Potenzielles Einfallstor für S. aureus: Venenverweilkatheter.

© BVMed-Bilderpool

KÖLN. Quelle einer Bakteriämie mit Staphylococcus aureus ist in den meisten Fällen ein besiedelter Venenkatheter. Das höchste Mortalitätsrisiko haben einer deutschen Studie zufolge Patienten, bei denen die Bakteriämie von einer Pneumonie ausgeht, sowie diejenigen, deren Infektionsherd nicht identifiziert werden kann.

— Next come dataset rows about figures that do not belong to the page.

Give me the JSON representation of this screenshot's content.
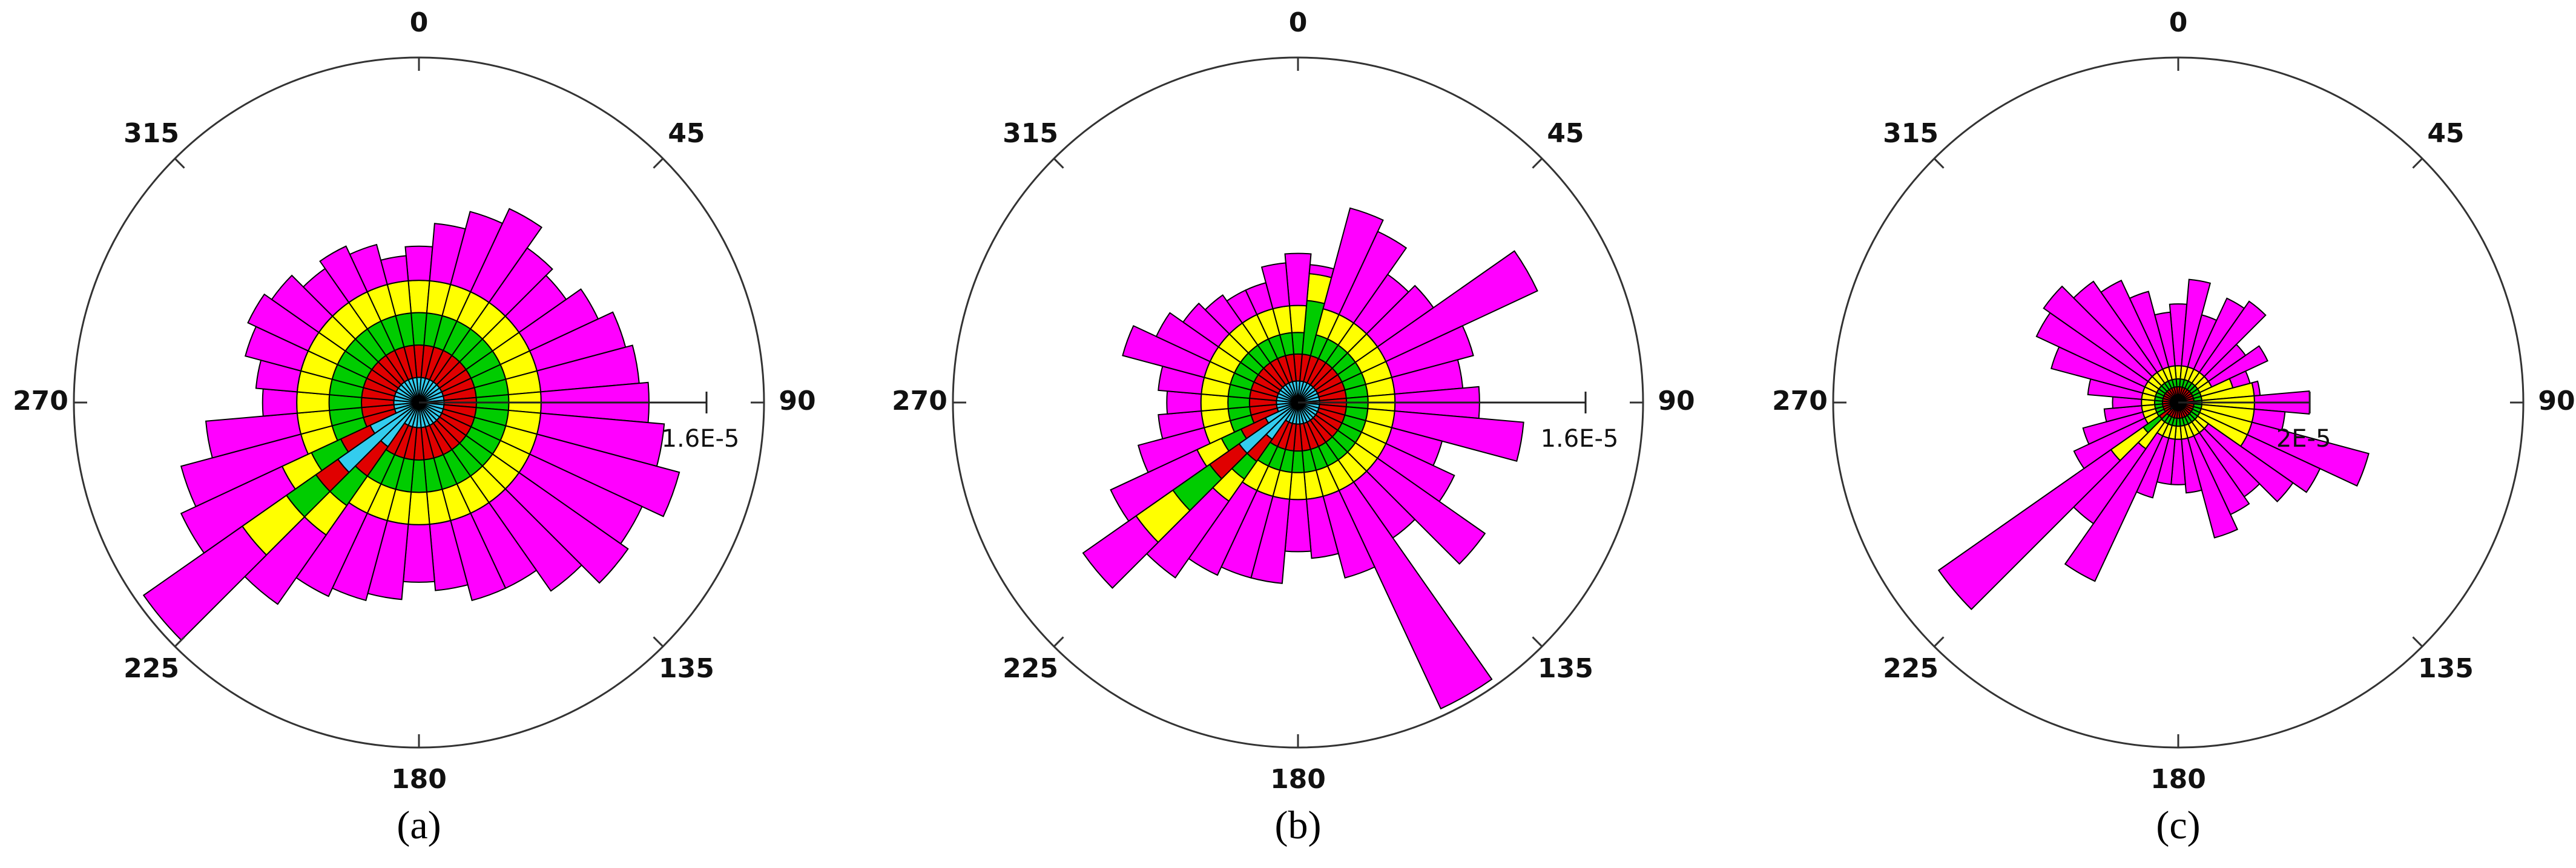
{
  "chart_data": [
    {
      "type": "rose",
      "caption": "(a)",
      "x": [
        0,
        10,
        20,
        30,
        40,
        50,
        60,
        70,
        80,
        90,
        100,
        110,
        120,
        130,
        140,
        150,
        160,
        170,
        180,
        190,
        200,
        210,
        220,
        230,
        240,
        250,
        260,
        270,
        280,
        290,
        300,
        310,
        320,
        330,
        340,
        350
      ],
      "xticks": [
        0,
        45,
        90,
        135,
        180,
        225,
        270,
        315
      ],
      "rlim": [
        0,
        1.92e-05
      ],
      "rticks": [
        {
          "value": 1.6e-05,
          "label": "1.6E-5"
        }
      ],
      "series": [
        {
          "color": "#33ccee",
          "values": [
            1.4e-06,
            1.4e-06,
            1.4e-06,
            1.4e-06,
            1.4e-06,
            1.4e-06,
            1.4e-06,
            1.4e-06,
            1.4e-06,
            1.4e-06,
            1.4e-06,
            1.4e-06,
            1.4e-06,
            1.4e-06,
            1.4e-06,
            1.4e-06,
            1.4e-06,
            1.4e-06,
            1.4e-06,
            1.4e-06,
            1.4e-06,
            1.4e-06,
            3e-06,
            5.5e-06,
            3e-06,
            1.4e-06,
            1.4e-06,
            1.4e-06,
            1.4e-06,
            1.4e-06,
            1.4e-06,
            1.4e-06,
            1.4e-06,
            1.4e-06,
            1.4e-06,
            1.4e-06
          ]
        },
        {
          "color": "#e00000",
          "values": [
            1.8e-06,
            1.8e-06,
            1.8e-06,
            1.8e-06,
            1.8e-06,
            1.8e-06,
            1.8e-06,
            1.8e-06,
            1.8e-06,
            1.8e-06,
            1.8e-06,
            1.8e-06,
            1.8e-06,
            1.8e-06,
            1.8e-06,
            1.8e-06,
            1.8e-06,
            1.8e-06,
            1.8e-06,
            1.8e-06,
            1.8e-06,
            1.8e-06,
            2e-06,
            1.5e-06,
            1.8e-06,
            1.8e-06,
            1.8e-06,
            1.8e-06,
            1.8e-06,
            1.8e-06,
            1.8e-06,
            1.8e-06,
            1.8e-06,
            1.8e-06,
            1.8e-06,
            1.8e-06
          ]
        },
        {
          "color": "#00cc00",
          "values": [
            1.8e-06,
            1.8e-06,
            1.8e-06,
            1.8e-06,
            1.8e-06,
            1.8e-06,
            1.8e-06,
            1.8e-06,
            1.8e-06,
            1.8e-06,
            1.8e-06,
            1.8e-06,
            1.8e-06,
            1.8e-06,
            1.8e-06,
            1.8e-06,
            1.8e-06,
            1.8e-06,
            1.8e-06,
            1.8e-06,
            1.8e-06,
            1.8e-06,
            2e-06,
            2e-06,
            1.8e-06,
            1.8e-06,
            1.8e-06,
            1.8e-06,
            1.8e-06,
            1.8e-06,
            1.8e-06,
            1.8e-06,
            1.8e-06,
            1.8e-06,
            1.8e-06,
            1.8e-06
          ]
        },
        {
          "color": "#ffff00",
          "values": [
            1.8e-06,
            1.8e-06,
            1.8e-06,
            1.8e-06,
            1.8e-06,
            1.8e-06,
            1.8e-06,
            1.8e-06,
            1.8e-06,
            1.8e-06,
            1.8e-06,
            1.8e-06,
            1.8e-06,
            1.8e-06,
            1.8e-06,
            1.8e-06,
            1.8e-06,
            1.8e-06,
            1.8e-06,
            1.8e-06,
            1.8e-06,
            1.8e-06,
            2e-06,
            3e-06,
            1.8e-06,
            1.8e-06,
            1.8e-06,
            1.8e-06,
            1.8e-06,
            1.8e-06,
            1.8e-06,
            1.8e-06,
            1.8e-06,
            1.8e-06,
            1.8e-06,
            1.8e-06
          ]
        },
        {
          "color": "#ff00ff",
          "values": [
            1.9e-06,
            3.2e-06,
            4.2e-06,
            5.1e-06,
            3.7e-06,
            3.2e-06,
            4.2e-06,
            5.1e-06,
            5.5e-06,
            6e-06,
            6.9e-06,
            8.2e-06,
            6.9e-06,
            7.4e-06,
            6e-06,
            4.6e-06,
            4.6e-06,
            3.7e-06,
            3.2e-06,
            4.2e-06,
            4.6e-06,
            5.1e-06,
            4.7e-06,
            6.7e-06,
            6.2e-06,
            6.9e-06,
            5.1e-06,
            1.9e-06,
            2.3e-06,
            3.2e-06,
            3.7e-06,
            3.2e-06,
            2.3e-06,
            2.8e-06,
            2.3e-06,
            1.4e-06
          ]
        }
      ]
    },
    {
      "type": "rose",
      "caption": "(b)",
      "x": [
        0,
        10,
        20,
        30,
        40,
        50,
        60,
        70,
        80,
        90,
        100,
        110,
        120,
        130,
        140,
        150,
        160,
        170,
        180,
        190,
        200,
        210,
        220,
        230,
        240,
        250,
        260,
        270,
        280,
        290,
        300,
        310,
        320,
        330,
        340,
        350
      ],
      "xticks": [
        0,
        45,
        90,
        135,
        180,
        225,
        270,
        315
      ],
      "rlim": [
        0,
        1.92e-05
      ],
      "rticks": [
        {
          "value": 1.6e-05,
          "label": "1.6E-5"
        }
      ],
      "series": [
        {
          "color": "#33ccee",
          "values": [
            1.2e-06,
            1.2e-06,
            1.2e-06,
            1.2e-06,
            1.2e-06,
            1.2e-06,
            1.2e-06,
            1.2e-06,
            1.2e-06,
            1.2e-06,
            1.2e-06,
            1.2e-06,
            1.2e-06,
            1.2e-06,
            1.2e-06,
            1.2e-06,
            1.2e-06,
            1.2e-06,
            1.2e-06,
            1.2e-06,
            1.2e-06,
            1.2e-06,
            2.5e-06,
            4e-06,
            2e-06,
            1.2e-06,
            1.2e-06,
            1.2e-06,
            1.2e-06,
            1.2e-06,
            1.2e-06,
            1.2e-06,
            1.2e-06,
            1.2e-06,
            1.2e-06,
            1.2e-06
          ]
        },
        {
          "color": "#e00000",
          "values": [
            1.5e-06,
            1.5e-06,
            1.5e-06,
            1.5e-06,
            1.5e-06,
            1.5e-06,
            1.5e-06,
            1.5e-06,
            1.5e-06,
            1.5e-06,
            1.5e-06,
            1.5e-06,
            1.5e-06,
            1.5e-06,
            1.5e-06,
            1.5e-06,
            1.5e-06,
            1.5e-06,
            1.5e-06,
            1.5e-06,
            1.5e-06,
            1.5e-06,
            1.5e-06,
            2e-06,
            1.5e-06,
            1.5e-06,
            1.5e-06,
            1.5e-06,
            1.5e-06,
            1.5e-06,
            1.5e-06,
            1.5e-06,
            1.5e-06,
            1.5e-06,
            1.5e-06,
            1.5e-06
          ]
        },
        {
          "color": "#00cc00",
          "values": [
            1.2e-06,
            3e-06,
            1.2e-06,
            1.2e-06,
            1.2e-06,
            1.2e-06,
            1.2e-06,
            1.2e-06,
            1.2e-06,
            1.2e-06,
            1.2e-06,
            1.2e-06,
            1.2e-06,
            1.2e-06,
            1.2e-06,
            1.2e-06,
            1.2e-06,
            1.2e-06,
            1.2e-06,
            1.2e-06,
            1.2e-06,
            1.2e-06,
            1.2e-06,
            2.5e-06,
            1.2e-06,
            1.2e-06,
            1.2e-06,
            1.2e-06,
            1.2e-06,
            1.2e-06,
            1.2e-06,
            1.2e-06,
            1.2e-06,
            1.2e-06,
            1.2e-06,
            1.2e-06
          ]
        },
        {
          "color": "#ffff00",
          "values": [
            1.5e-06,
            1.5e-06,
            1.5e-06,
            1.5e-06,
            1.5e-06,
            1.5e-06,
            1.5e-06,
            1.5e-06,
            1.5e-06,
            1.5e-06,
            1.5e-06,
            1.5e-06,
            1.5e-06,
            1.5e-06,
            1.5e-06,
            1.5e-06,
            1.5e-06,
            1.5e-06,
            1.5e-06,
            1.5e-06,
            1.5e-06,
            1.5e-06,
            1.5e-06,
            2.5e-06,
            1.5e-06,
            1.5e-06,
            1.5e-06,
            1.5e-06,
            1.5e-06,
            1.5e-06,
            1.5e-06,
            1.5e-06,
            1.5e-06,
            1.5e-06,
            1.5e-06,
            1.5e-06
          ]
        },
        {
          "color": "#ff00ff",
          "values": [
            2.9e-06,
            5e-07,
            5.8e-06,
            5.1e-06,
            3.3e-06,
            3.8e-06,
            9.3e-06,
            4.7e-06,
            3.8e-06,
            4.7e-06,
            7.2e-06,
            2.9e-06,
            4.2e-06,
            7.3e-06,
            3.8e-06,
            1.34e-05,
            4.7e-06,
            3.3e-06,
            2.9e-06,
            4.7e-06,
            4.7e-06,
            5.2e-06,
            5.2e-06,
            3.6e-06,
            5.3e-06,
            3.8e-06,
            2.4e-06,
            1.9e-06,
            2.4e-06,
            4.7e-06,
            3.3e-06,
            2.4e-06,
            1.9e-06,
            1.5e-06,
            1.5e-06,
            2.4e-06
          ]
        }
      ]
    },
    {
      "type": "rose",
      "caption": "(c)",
      "x": [
        0,
        10,
        20,
        30,
        40,
        50,
        60,
        70,
        80,
        90,
        100,
        110,
        120,
        130,
        140,
        150,
        160,
        170,
        180,
        190,
        200,
        210,
        220,
        230,
        240,
        250,
        260,
        270,
        280,
        290,
        300,
        310,
        320,
        330,
        340,
        350
      ],
      "xticks": [
        0,
        45,
        90,
        135,
        180,
        225,
        270,
        315
      ],
      "rlim": [
        0,
        5.25e-05
      ],
      "rticks": [
        {
          "value": 2e-05,
          "label": "2E-5"
        }
      ],
      "series": [
        {
          "color": "#33ccee",
          "values": [
            1.2e-06,
            1.2e-06,
            1.2e-06,
            1.2e-06,
            1.2e-06,
            1.2e-06,
            1.2e-06,
            1.2e-06,
            1.2e-06,
            1.2e-06,
            1.2e-06,
            1.2e-06,
            1.2e-06,
            1.2e-06,
            1.2e-06,
            1.2e-06,
            1.2e-06,
            1.2e-06,
            1.2e-06,
            1.2e-06,
            1.2e-06,
            1.2e-06,
            1.2e-06,
            1.5e-06,
            1.2e-06,
            1.2e-06,
            1.2e-06,
            1.2e-06,
            1.2e-06,
            1.2e-06,
            1.2e-06,
            1.2e-06,
            1.2e-06,
            1.2e-06,
            1.2e-06,
            1.2e-06
          ]
        },
        {
          "color": "#e00000",
          "values": [
            1.2e-06,
            1.2e-06,
            1.2e-06,
            1.2e-06,
            1.2e-06,
            1.2e-06,
            1.2e-06,
            1.2e-06,
            1.2e-06,
            1.2e-06,
            1.2e-06,
            1.2e-06,
            1.2e-06,
            1.2e-06,
            1.2e-06,
            1.2e-06,
            1.2e-06,
            1.2e-06,
            1.2e-06,
            1.2e-06,
            1.2e-06,
            1.2e-06,
            1.2e-06,
            2e-06,
            1.2e-06,
            1.2e-06,
            1.2e-06,
            1.2e-06,
            1.2e-06,
            1.2e-06,
            1.2e-06,
            1.2e-06,
            1.2e-06,
            1.2e-06,
            1.2e-06,
            1.2e-06
          ]
        },
        {
          "color": "#00cc00",
          "values": [
            1.2e-06,
            1.2e-06,
            1.2e-06,
            1.2e-06,
            1.2e-06,
            1.2e-06,
            1.2e-06,
            1.2e-06,
            1.2e-06,
            1.2e-06,
            1.2e-06,
            1.2e-06,
            1.2e-06,
            1.2e-06,
            1.2e-06,
            1.2e-06,
            1.2e-06,
            1.2e-06,
            1.2e-06,
            1.2e-06,
            1.2e-06,
            1.2e-06,
            1.2e-06,
            3e-06,
            1.2e-06,
            1.2e-06,
            1.2e-06,
            1.2e-06,
            1.2e-06,
            1.2e-06,
            1.2e-06,
            1.2e-06,
            1.2e-06,
            1.2e-06,
            1.2e-06,
            1.2e-06
          ]
        },
        {
          "color": "#ffff00",
          "values": [
            2e-06,
            2e-06,
            2e-06,
            2e-06,
            2e-06,
            2e-06,
            2e-06,
            5e-06,
            8e-06,
            8e-06,
            8e-06,
            8e-06,
            8e-06,
            2e-06,
            2e-06,
            2e-06,
            2e-06,
            2e-06,
            2e-06,
            2e-06,
            2e-06,
            2e-06,
            5e-06,
            6e-06,
            2e-06,
            2e-06,
            2e-06,
            2e-06,
            2e-06,
            2e-06,
            2e-06,
            2e-06,
            2e-06,
            2e-06,
            2e-06,
            2e-06
          ]
        },
        {
          "color": "#ff00ff",
          "values": [
            9.4e-06,
            1.32e-05,
            8.2e-06,
            1.19e-05,
            1.32e-05,
            6.9e-06,
            9.4e-06,
            2.7e-06,
            9e-07,
            8.4e-06,
            4.7e-06,
            1.84e-05,
            1.22e-05,
            1.57e-05,
            1.19e-05,
            1.32e-05,
            1.57e-05,
            8.2e-06,
            6.9e-06,
            6.9e-06,
            9.4e-06,
            2.44e-05,
            1.39e-05,
            3.2e-05,
            1.19e-05,
            9.4e-06,
            5.7e-06,
            4.4e-06,
            8.2e-06,
            1.44e-05,
            1.82e-05,
            1.94e-05,
            1.69e-05,
            1.49e-05,
            1.19e-05,
            8.2e-06
          ]
        }
      ]
    }
  ]
}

Achim Kaasch vom Institut für Medizinische Mikrobiologie, Immunologie und Hygiene der Universität Köln und Kollegen gingen der Frage nach, welche Faktoren Einfluss auf den Verlauf einer Bakteriämie mit Staphylococcus (S.) aureus in verschiedenen Ländern nehmen.

Hierzu diente eine gepoolte Analyse mit 3395 konsekutiven Patienten im Erwachsenenalter, die wegen einer S.-aureus-Bakteriämie behandelt worden waren (J Infect 2014; 68: 242-251).

Die Probanden waren zwischen 2006 und 2011 in fünf prospektive Studien (INSTINCT, ES1, ES2, UKCIRG, SABG) eingeschlossen worden, die sich über 20 Zentren der Tertiärversorgung in Deutschland, Spanien, Großbritannien und den Vereinigten Staaten erstreckte. Die Patienten hatten mindestens eine S.-aureus-positive Blutkultur sowie klinische Symptome einer Infektion.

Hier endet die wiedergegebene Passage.